By signing and sharing the Nature Premium petition you will be voting on behalf of a  child who has been locked indoors.

By supporting the Nature Premium campaign, you will leave a legacy for future generations: global citizens whose nature connected work builds happy people and protects the living planet.

All images in this post are (C) Where The Fruit Is, commissioned from In The Moment Photography, and must not be used without written permission from WTFI.


2 thoughts on “Children Need Nature Now”

  1. This is a very powerful incentive! As an early years teacher working in a school with a woodland area onsite, I am in full agreement with Sarah Lawful and those involved in the Nature Premium Campaign. Our school is located in a city, with few areas to explore nature in the direct locality. As such, we work hard to ensure that all children in the early years have daily opportunities to engage with nature in our woodland area. This has become a safe haven for us all, particularly during life in school after lockdown. My colleagues and I observe how children with difficulties in the realm of attention and listening during classroom based activities, become engaged and thrive so well in the outdoors as they climb, dig, run and explore.

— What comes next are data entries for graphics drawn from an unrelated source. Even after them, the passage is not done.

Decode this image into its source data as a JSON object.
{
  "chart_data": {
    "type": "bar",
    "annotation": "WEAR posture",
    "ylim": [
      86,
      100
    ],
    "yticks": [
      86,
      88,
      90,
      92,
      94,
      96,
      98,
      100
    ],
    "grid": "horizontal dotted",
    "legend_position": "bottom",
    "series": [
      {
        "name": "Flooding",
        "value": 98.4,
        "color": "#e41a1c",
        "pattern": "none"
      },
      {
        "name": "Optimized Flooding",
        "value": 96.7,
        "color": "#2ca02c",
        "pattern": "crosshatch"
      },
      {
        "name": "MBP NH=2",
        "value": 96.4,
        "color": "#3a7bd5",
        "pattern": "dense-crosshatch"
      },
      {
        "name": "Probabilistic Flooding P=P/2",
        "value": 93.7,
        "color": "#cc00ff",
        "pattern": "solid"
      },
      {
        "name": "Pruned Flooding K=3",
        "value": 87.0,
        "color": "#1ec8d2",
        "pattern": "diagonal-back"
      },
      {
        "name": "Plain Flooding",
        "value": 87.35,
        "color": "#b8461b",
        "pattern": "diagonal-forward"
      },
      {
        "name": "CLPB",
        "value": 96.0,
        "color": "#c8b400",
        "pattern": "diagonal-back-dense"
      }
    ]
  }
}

Autumn is one of my favourite season’s for the very fact that it creates ready made natural resources on our doorsteps, and the children are so keen to gather, collect and create using these tools. I have to make specific reference to Sarah’s point about how nature leaves us feeling revitalized, calm and relaxed. This truly is the case in our school, and most definitely includes the adults! Good luck with the campaign, you most certainly have my vote.
    Monica Mallon, Primary 2 Teacher

    1. Thanks for your comments Monica. The campaign is going well, with several MPs now supporting it – which is excellent news. We need everyone on the ground who has witnessed what being outdoors and in nature does for our children to speak out loudly and add to this momentum! I think you’ll find this Friday’s post interesting and something that P2 children would love to be doing – watch this space!